The first thing I noticed watching Indians on the Cannes 2024 red carpet was the sudden disappearance of the Indian 'r'. The moment a microphone appears and the cameras start rolling, many of us stop saying our 'r' the way we always have and start rolling it instead. It is almost a reflex. The accent shifts, the vowels stretch, and a familiar voice suddenly sounds like it belongs to someone else.
Why we put on an accent
There is really only one reason people adopt a borrowed accent at an event like this, and it is impression management. We want to be seen and perceived as a person of a certain stature. That is not wrong in itself. Depending on where you are in life, you keep changing your persona and the way you speak. It is a phase, and it makes sense on a stage that big. But the more you know yourself, the less you need that kind of social validation to feel steady.
What stood out, then, were the people who didn't bother. Some walked the carpet with no rolled 'r', no borrowed style, no manufactured attitude. Plain, simple, answering questions as themselves. When someone says with quiet pride that they are wearing an Indian outfit by a young Indian designer, and their gestures stay natural rather than performed, the confidence reads as real. They aren't trying to convince anyone of anything.
The cues that gave away nerves
Body language at a first-time, high-pressure event tells an honest story if you watch the hands and the small movements. A few cues kept repeating.
- Hands in pockets. People often read this as confidence. On a red carpet, with all that pressure to manage an impression, it can equally be a way of containing nervous energy. Context matters more than the gesture itself.
- Pacifiers and self-soothing. When a hand reaches out and strokes the other arm, or someone touches their own body to settle themselves, that is a self-soothing gesture. We use it when we are a little uncomfortable or nervous. I saw this several times, often paired with people speaking faster than usual, which is another active sign of nerves.
- A flash of fear. In one clip there was a brief micro-expression of fear, the kind that surfaces for a fraction of a second before the composed face returns.
- One-sided shoulder shrug and excess body movement. A shoulder lifting on one side, or a body that keeps shifting and animating a lot, both point to genuine discomfort in the moment.
None of this is a flaw. It was a first experience for many of them, standing somewhere they had only ever dreamt of. The nerves were completely understandable, and honesty about them is more endearing than a polished mask. When someone admits openly that English isn't their strength and chooses to speak in their own language instead, that genuineness is worth more than any perfect accent.

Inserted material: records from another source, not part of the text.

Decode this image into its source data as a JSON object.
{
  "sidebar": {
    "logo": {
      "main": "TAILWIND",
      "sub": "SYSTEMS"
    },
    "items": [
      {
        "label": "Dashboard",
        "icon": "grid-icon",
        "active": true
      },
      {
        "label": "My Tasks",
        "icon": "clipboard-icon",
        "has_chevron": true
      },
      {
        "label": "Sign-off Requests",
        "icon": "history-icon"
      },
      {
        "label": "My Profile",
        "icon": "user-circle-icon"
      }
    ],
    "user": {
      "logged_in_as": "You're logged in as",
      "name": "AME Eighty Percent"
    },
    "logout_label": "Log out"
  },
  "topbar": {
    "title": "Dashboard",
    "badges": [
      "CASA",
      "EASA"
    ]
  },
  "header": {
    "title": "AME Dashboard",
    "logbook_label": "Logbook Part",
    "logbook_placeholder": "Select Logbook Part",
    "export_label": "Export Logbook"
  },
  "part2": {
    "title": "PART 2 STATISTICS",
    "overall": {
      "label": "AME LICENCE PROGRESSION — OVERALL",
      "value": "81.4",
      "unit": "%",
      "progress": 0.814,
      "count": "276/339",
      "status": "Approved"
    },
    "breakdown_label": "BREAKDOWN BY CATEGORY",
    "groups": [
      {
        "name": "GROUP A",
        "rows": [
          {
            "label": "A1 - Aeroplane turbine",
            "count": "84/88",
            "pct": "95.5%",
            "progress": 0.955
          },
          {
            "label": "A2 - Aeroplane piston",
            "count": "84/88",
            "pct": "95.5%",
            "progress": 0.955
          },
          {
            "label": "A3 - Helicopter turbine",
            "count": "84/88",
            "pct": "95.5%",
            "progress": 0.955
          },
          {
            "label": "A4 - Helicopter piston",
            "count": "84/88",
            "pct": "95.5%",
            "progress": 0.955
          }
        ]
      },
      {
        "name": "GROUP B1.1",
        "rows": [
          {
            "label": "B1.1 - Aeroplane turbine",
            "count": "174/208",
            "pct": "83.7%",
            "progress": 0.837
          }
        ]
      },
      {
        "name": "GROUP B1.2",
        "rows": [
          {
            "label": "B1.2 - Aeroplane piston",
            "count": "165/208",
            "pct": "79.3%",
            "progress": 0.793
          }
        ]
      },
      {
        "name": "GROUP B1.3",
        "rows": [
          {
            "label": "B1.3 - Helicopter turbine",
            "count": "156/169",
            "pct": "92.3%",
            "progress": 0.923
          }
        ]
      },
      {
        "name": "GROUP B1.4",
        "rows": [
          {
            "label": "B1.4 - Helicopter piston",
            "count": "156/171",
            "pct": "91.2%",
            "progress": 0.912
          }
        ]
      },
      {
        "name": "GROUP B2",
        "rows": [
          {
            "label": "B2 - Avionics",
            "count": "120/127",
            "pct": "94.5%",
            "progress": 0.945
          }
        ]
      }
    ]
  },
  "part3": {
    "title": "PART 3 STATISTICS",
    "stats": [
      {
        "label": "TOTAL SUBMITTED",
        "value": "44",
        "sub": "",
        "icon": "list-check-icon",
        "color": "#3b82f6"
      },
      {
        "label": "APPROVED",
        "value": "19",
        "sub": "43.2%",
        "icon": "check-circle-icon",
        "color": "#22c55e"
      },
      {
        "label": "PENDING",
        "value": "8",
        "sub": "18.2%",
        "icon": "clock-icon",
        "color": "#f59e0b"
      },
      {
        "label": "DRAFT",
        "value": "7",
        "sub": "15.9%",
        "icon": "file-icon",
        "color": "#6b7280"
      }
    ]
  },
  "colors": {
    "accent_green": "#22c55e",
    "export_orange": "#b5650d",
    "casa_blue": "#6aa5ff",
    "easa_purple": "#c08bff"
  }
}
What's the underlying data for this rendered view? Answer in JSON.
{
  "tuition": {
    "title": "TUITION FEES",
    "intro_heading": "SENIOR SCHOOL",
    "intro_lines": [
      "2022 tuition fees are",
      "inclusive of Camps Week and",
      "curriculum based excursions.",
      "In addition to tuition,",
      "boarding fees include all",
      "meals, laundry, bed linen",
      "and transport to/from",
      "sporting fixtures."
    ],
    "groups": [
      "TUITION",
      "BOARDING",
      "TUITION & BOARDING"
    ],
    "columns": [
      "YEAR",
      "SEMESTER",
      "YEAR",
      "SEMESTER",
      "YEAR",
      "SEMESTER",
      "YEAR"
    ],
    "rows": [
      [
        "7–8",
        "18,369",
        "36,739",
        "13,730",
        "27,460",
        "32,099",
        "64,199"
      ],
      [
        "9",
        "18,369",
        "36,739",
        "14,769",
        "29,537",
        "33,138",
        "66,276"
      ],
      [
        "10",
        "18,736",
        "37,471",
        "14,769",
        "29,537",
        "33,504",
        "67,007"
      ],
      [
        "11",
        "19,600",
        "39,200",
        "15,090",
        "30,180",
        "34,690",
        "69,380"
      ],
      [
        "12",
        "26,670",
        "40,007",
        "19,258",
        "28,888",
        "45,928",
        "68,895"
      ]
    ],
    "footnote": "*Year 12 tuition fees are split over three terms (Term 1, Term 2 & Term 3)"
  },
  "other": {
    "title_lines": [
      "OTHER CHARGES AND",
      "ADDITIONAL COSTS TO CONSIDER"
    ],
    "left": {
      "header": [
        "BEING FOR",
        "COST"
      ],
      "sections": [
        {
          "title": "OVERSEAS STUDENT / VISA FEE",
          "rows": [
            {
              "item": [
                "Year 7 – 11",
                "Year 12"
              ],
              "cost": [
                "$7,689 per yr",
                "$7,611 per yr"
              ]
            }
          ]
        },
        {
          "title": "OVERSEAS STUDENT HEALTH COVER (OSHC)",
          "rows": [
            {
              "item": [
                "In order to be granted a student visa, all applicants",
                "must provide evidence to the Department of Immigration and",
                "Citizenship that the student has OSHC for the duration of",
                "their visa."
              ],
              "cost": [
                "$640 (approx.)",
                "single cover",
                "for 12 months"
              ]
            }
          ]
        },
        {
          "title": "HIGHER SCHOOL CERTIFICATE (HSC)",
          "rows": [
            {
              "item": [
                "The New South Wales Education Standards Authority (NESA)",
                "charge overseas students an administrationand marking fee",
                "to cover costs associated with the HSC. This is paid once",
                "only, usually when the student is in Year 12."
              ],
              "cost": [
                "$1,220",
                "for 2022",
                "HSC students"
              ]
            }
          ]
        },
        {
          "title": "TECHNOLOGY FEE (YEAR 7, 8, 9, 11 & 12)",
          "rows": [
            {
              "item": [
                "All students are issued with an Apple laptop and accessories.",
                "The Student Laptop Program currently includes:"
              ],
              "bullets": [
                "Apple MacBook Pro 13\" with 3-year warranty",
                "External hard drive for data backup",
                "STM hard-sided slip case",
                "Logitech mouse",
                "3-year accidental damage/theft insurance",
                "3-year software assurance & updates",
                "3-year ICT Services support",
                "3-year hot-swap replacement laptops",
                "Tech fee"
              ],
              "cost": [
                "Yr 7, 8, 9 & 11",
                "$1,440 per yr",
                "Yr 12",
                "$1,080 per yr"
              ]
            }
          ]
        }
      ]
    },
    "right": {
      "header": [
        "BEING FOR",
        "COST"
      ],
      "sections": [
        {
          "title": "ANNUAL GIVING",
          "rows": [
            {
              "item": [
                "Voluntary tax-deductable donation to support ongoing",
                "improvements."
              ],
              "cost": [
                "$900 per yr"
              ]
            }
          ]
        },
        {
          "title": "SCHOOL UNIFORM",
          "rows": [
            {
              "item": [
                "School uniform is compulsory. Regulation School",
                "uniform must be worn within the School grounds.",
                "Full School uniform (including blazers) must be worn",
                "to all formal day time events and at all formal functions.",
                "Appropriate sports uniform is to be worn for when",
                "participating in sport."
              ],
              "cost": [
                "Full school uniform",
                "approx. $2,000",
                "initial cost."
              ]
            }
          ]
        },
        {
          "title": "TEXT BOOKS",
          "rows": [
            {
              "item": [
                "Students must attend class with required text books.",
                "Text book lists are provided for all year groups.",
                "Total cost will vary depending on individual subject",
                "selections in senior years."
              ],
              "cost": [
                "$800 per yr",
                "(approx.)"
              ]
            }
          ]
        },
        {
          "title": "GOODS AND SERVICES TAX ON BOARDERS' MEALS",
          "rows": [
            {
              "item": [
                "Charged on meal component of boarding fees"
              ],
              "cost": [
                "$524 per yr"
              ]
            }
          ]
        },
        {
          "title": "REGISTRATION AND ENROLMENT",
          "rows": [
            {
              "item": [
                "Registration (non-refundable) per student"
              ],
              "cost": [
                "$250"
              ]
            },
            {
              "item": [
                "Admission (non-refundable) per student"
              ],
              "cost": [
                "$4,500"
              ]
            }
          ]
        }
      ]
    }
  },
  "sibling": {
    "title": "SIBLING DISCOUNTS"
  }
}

The lip pull worth noticing
One facial expression appeared again and again: a one-sided lip pull, the corner of the mouth tightening on a single side. People sometimes read this as confidence, and it can be. But an asymmetrical, one-sided lip raise is also the classic signal of contempt, the feeling of being superior while perceiving the other person as inferior. The person may not consciously feel that way at all. The face simply leaks it. It is worth watching for the difference, because the same flicker can mean self-assured ease or a quiet sense of standing above the moment.
The ones who had nothing to prove
Then there were the people who needed to make no impression on anyone, because their impression was already made. That kind of ease is the opposite of the borrowed accent. It is the calm of someone who has reached their goal and no longer performs for the room.
So the next time you catch yourself, or someone else, rolling an 'r' that was never there before, don't rush to point fingers. Just notice it. The cues are honest even when we aren't, and the more comfortable you become in your own skin, the less you'll feel the pull to be anyone but yourself.